Result: instead of spending an evening on the wrong solution, I spent two — one to write quickly and one to unpick what went wrong.

I wrote about this in detail in the post on spec-first discipline before any AI session. Short version: five questions before the first prompt cut rework in half.

2. Not capturing the "why" behind decisions

This is the habit that's always easy to defer. "I'll remember." "It's obvious." Later.

With AI, this habit produces a new failure mode. I ask Claude Code to extend a function or refactor a module. It looks at the code and does something reasonable. But it doesn't know why I made a particular structural choice three months ago. Because I didn't write it down either.

Result: AI suggests changes that are technically correct but violate invariants that "everyone knows" — except that "everyone" is me and my past thoughts, neither of which are written down.

Concrete case: one project had a non-standard discount calculation order in Bitrix. The logic lived in my head. When I asked AI to help refactor that block, it did it "correctly" by standard Bitrix patterns — and broke the calculation. Not because it was wrong. Because I hadn't written "here's why it's like this."

This isn't about documentation for its own sake.

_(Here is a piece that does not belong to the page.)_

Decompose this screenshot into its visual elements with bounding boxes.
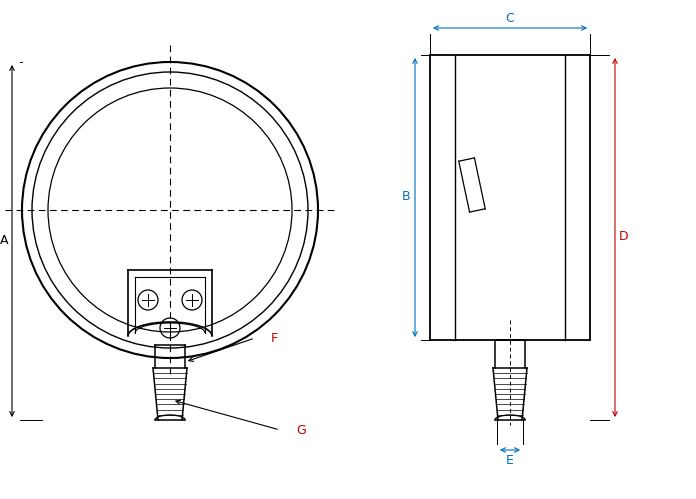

It's about the fact that AI works with what's written, not with what's implied.

3. Deferring observability

Classic. "Ship first, add logging later." AI doesn't help with this problem — it helps you ship faster. "Later" stays later.

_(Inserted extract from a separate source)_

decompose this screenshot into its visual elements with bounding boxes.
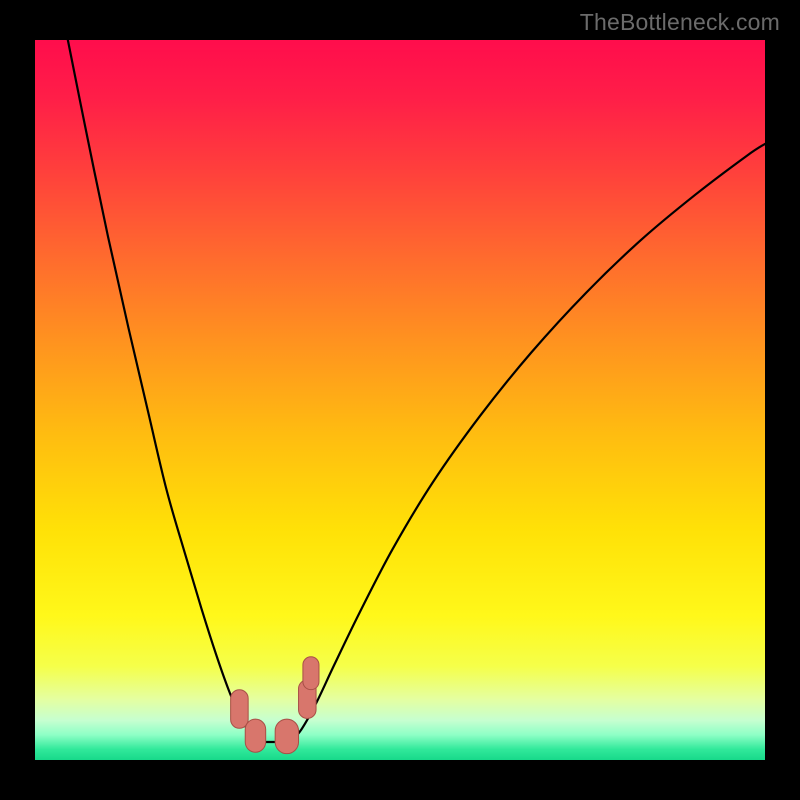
figure-root: TheBottleneck.com <box>0 0 800 800</box>
watermark-text: TheBottleneck.com <box>580 9 780 36</box>
plot-gradient-background <box>35 40 765 760</box>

I wrote about a specific case in the post about the AI-written bug that ran in production for seven days. The bug existed for a week before logs surfaced it. But the logs were incomplete. Because we'd deferred proper logging. AI had nothing to do with it — it wrote the function correctly per spec. The spec didn't account for the edge case, and there weren't enough logs to catch it early.

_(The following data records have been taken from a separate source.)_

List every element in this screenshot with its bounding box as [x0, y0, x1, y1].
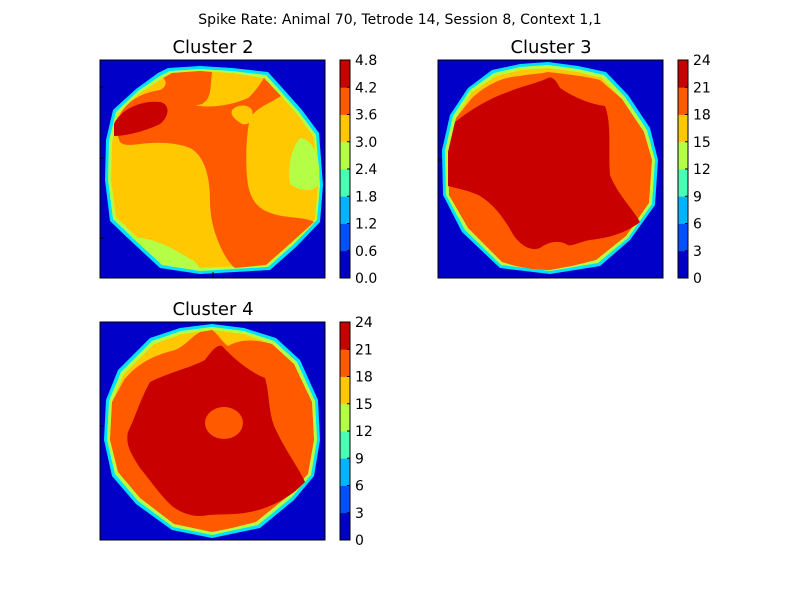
colorbar-tick-label: 6	[355, 479, 364, 495]
panel-title: Cluster 4	[172, 299, 253, 320]
colorbar-segment	[340, 114, 350, 143]
level-2.4-3.0-right	[289, 138, 320, 191]
figure-suptitle: Spike Rate: Animal 70, Tetrode 14, Sessi…	[198, 12, 601, 28]
colorbar-tick-label: 1.2	[355, 217, 377, 233]
panel-cluster-4: Cluster 4 0 3 6 9 12 15 18 21 24	[99, 299, 373, 549]
level-3.6-4.2	[116, 71, 315, 268]
colorbar-tick-label: 3.0	[355, 135, 377, 151]
colorbar-tick-label: 0.6	[355, 244, 377, 260]
colorbar-tick-label: 4.2	[355, 80, 377, 96]
colorbar-tick-label: 24	[355, 315, 373, 331]
colorbar-tick-label: 9	[355, 451, 364, 467]
colorbar-tick-label: 12	[355, 424, 373, 440]
colorbar: 0 3 6 9 12 15 18 21 24	[339, 315, 373, 549]
colorbar-tick-label: 15	[355, 397, 373, 413]
colorbar-tick-label: 9	[693, 189, 702, 205]
colorbar-tick-label: 12	[693, 162, 711, 178]
colorbar-tick-label: 21	[355, 342, 373, 358]
colorbar-tick-label: 3.6	[355, 108, 377, 124]
level-2.4-3.0-left	[130, 237, 200, 268]
colorbar-segment	[678, 87, 688, 115]
colorbar-segment	[340, 376, 350, 405]
colorbar-segment	[340, 60, 350, 88]
colorbar-tick-label: 2.4	[355, 162, 377, 178]
colorbar: 0.0 0.6 1.2 1.8 2.4 3.0 3.6 4.2 4.8	[339, 53, 377, 287]
colorbar-segment	[340, 485, 350, 514]
colorbar-tick-label: 6	[693, 217, 702, 233]
colorbar-tick-label: 15	[693, 135, 711, 151]
panel-title: Cluster 3	[510, 37, 591, 58]
panel-cluster-2: Cluster 2 0.0 0.6 1.2 1.8 2.4 3.0 3.6 4.2 4.8	[99, 37, 377, 287]
colorbar-segment	[678, 60, 688, 88]
plot-frame	[99, 59, 326, 279]
colorbar-segment	[340, 141, 350, 170]
colorbar-tick-label: 0.0	[355, 271, 377, 287]
colorbar-segment	[340, 512, 350, 541]
colorbar-segment	[678, 141, 688, 170]
colorbar-tick-label: 3	[355, 506, 364, 522]
colorbar-tick-label: 0	[693, 271, 702, 287]
colorbar-tick-label: 3	[693, 244, 702, 260]
colorbar-segment	[678, 114, 688, 143]
colorbar: 0 3 6 9 12 15 18 21 24	[677, 53, 711, 287]
plot-frame	[437, 59, 664, 279]
colorbar-segment	[678, 223, 688, 252]
colorbar-segment	[340, 431, 350, 459]
colorbar-tick-label: 4.8	[355, 53, 377, 69]
colorbar-segment	[678, 196, 688, 224]
level-4.2-4.8	[114, 101, 168, 136]
plot-frame	[99, 321, 326, 541]
colorbar-tick-label: 1.8	[355, 189, 377, 205]
panel-title: Cluster 2	[172, 37, 253, 58]
colorbar-segment	[678, 250, 688, 279]
colorbar-tick-label: 18	[693, 108, 711, 124]
level-21-24	[448, 77, 640, 250]
colorbar-segment	[340, 223, 350, 252]
panel-cluster-3: Cluster 3 0 3 6 9 12 15 18 21 24	[437, 37, 711, 287]
colorbar-segment	[340, 250, 350, 279]
colorbar-segment	[340, 196, 350, 224]
level-21-24-pocket	[205, 407, 243, 439]
level-3.6-4.2-pocket	[231, 105, 253, 125]
colorbar-tick-label: 18	[355, 370, 373, 386]
colorbar-segment	[340, 349, 350, 377]
colorbar-segment	[340, 322, 350, 350]
colorbar-segment	[340, 403, 350, 432]
colorbar-tick-label: 0	[355, 533, 364, 549]
colorbar-tick-label: 24	[693, 53, 711, 69]
colorbar-segment	[340, 458, 350, 486]
colorbar-tick-label: 21	[693, 80, 711, 96]
colorbar-segment	[678, 169, 688, 197]
colorbar-segment	[340, 87, 350, 115]
colorbar-segment	[340, 169, 350, 197]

AI generated a system where observability was "later" because that's exactly how I'd described it: "build X, we'll add logging." The multiplier did its job.

What I changed: spec-first before any prompt

Now I have a simple rule: don't open Claude Code until I've answered five questions.

  1. What does this function do — in one sentence?
  2. Who calls it, with what input?
  3. What's expected on output — including edge cases?
  4. Are there constraints (performance, dependencies, invariants)?
  5. How will I know it's working correctly?

Five minutes. Sometimes I realize I don't know the answer to question two, and that's already useful — without AI I'd also discover that gap, but an hour into coding, not five minutes in.

It's not magic. It's just moving friction back to where it helps: before generation, not after.

For autonomous tasks, I wrote separately about how I spec task descriptions for AI agents running without human oversight. Same principle: if you can't define the exit condition, the agent can't stop correctly.

What doesn't work: waiting for AI to remind you

The first instinct is: "Fine, I'll ask AI to remind me about the spec." I tried this. It doesn't work reliably.

AI will remind you if you ask. But if you didn't ask — it answers the question you gave it. This isn't a model flaw. It's normal tool behavior: it does what it's told.

Counting on AI to catch your missing habits is like counting on the compiler to tell you about wrong business requirements. The compiler checks syntax. AI checks what you explicitly described.

I looked at this systematically when I spent three months tracking where AI misses things in code review — there's a dedicated post on AI code review blind spots. The pattern: AI's blind spots almost always land where the engineer also has a blind spot.

The multiplier is neutral

AI is a forcing function. It forces what's already there.

If you have good habits — spec-first, capturing decisions, early monitoring — AI helps you do those things faster and more consistently. I've seen this work.

If the habits aren't there or they're bad, the consequences compound at the same rate as the code. I've seen that too.

The "AI multiplies skills" take is true in the best sense. It's just that skills aren't the code you write. Skills are what you do before you open the editor.

The multiplier takes what you bring. What you put in is your call.